In their position paper on the Rights of Infants, the International Association for Infant Mental Health indicates that the infant has a right to have their mental health and future life consequences as part of any health care decision. In examining the document, the WIAMH white paper would find the CDC guidelines to be in violation of their dearest principles.  The consequences of COVID-19 are not dire enough to violate an infant’s human right to optimal developmental and parental care in the postpartum period.

It is worth noting that nowhere else in the world are medical professionals recommending isolation of the newborn from their parent, this is happening uniquely in the United States. Canada is also following the WHO guidelines. 

Why do the WHO and the CDC guidelines differ from one another?

First, the WHO is deciding best practices for first, second, and third world countries.  Nations that do not have a lot of resources and nations that do are in the same group.  The US is a developed, wealthy country and larger hospitals would have the resources to isolate and care for newborns separately.  Second, the WHO creates policies for nations that have many philosophies, some that are more collectivist and interdependent that our own. In the United States, we value independence, self-reliance, and put our infants to sleep away from the rest of the family. Isolation of the infant resonates with American cultural values, otherwise it would never be seen as a solution.  We also have a very high tolerance for violence and injury in the United States. Third, causing emotional harm is seen as less injurious than physical harm, rather than seeing them as equally valid.

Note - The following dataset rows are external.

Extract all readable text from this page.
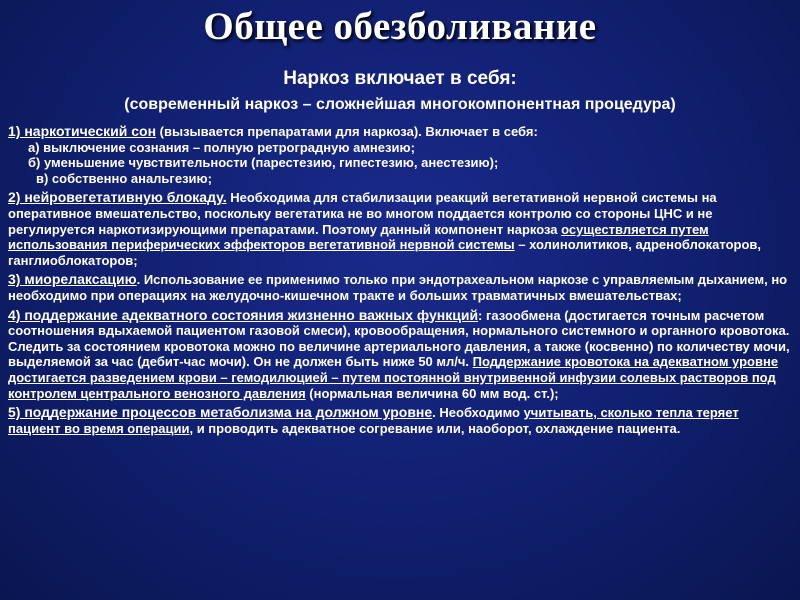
Общее обезболивание
Наркоз включает в себя:
(современный наркоз – сложнейшая многокомпонентная процедура)

1) наркотический сон (вызывается препаратами для наркоза). Включает в себя:

а) выключение сознания – полную ретроградную амнезию;

б) уменьшение чувствительности (парестезию, гипестезию, анестезию);

в) собственно анальгезию;

2) нейровегетативную блокаду. Необходима для стабилизации реакций вегетативной нервной системы на оперативное вмешательство, поскольку вегетатика не во многом поддается контролю со стороны ЦНС и не регулируется наркотизирующими препаратами. Поэтому данный компонент наркоза осуществляется путем использования периферических эффекторов вегетативной нервной системы – холинолитиков, адреноблокаторов, ганглиоблокаторов;

3) миорелаксацию. Использование ее применимо только при эндотрахеальном наркозе с управляемым дыханием, но необходимо при операциях на желудочно-кишечном тракте и больших травматичных вмешательствах;

4) поддержание адекватного состояния жизненно важных функций: газообмена (достигается точным расчетом соотношения вдыхаемой пациентом газовой смеси), кровообращения, нормального системного и органного кровотока. Следить за состоянием кровотока можно по величине артериального давления, а также (косвенно) по количеству мочи, выделяемой за час (дебит-час мочи). Он не должен быть ниже 50 мл/ч. Поддержание кровотока на адекватном уровне достигается разведением крови – гемодилюцией – путем постоянной внутривенной инфузии солевых растворов под контролем центрального венозного давления (нормальная величина 60 мм вод. ст.);

5) поддержание процессов метаболизма на должном уровне. Необходимо учитывать, сколько тепла теряет пациент во время операции, и проводить адекватное согревание или, наоборот, охлаждение пациента.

To go further, the medical professionals who are making the decision for the parents will likely never see them again and will never know the outcomes. When you are divorced from the consequences it becomes easier to make choices that veer towards the consequences you can see (not getting a respiratory virus) rather than the ones you can’t (infant loss and grief, misaligned emotional regulation processes, lack of trust in the world and that you matter). 

If parents or doctors do decide to separate the infant and parents, are the consequences lifelong?  Can their relationship be repaired? Are there strategies to help? 

YES! What we have learned from many adults seeking therapy for infant loss and separation issues and from parents of Neonatal Intensive Care Unit (NICU) hospitalized children is that we can recover. With intentional loving strategies that are paced to the needs of the infant, trust can be regained, and interrupted brain processes can be restored. This requires effort on the part of parents, learning how the infant’s brain and mind work, and a commitment to prioritize the infant’s mental health over the next several months.  But a healthy parent-child relationship can be re-established after separation.  (See my next blog post.)  We can help infants to heal from loss and learn to trust in their parents and medical personnel again. 

[i] From an anthropological perspective, the larger the institution the more it reinforces the values of the majority culture. This includes a sense of entitlement to influence parenting decisions that are made on their property (hospitals, schools, jails, etc) to also reinforce the majority culture norms.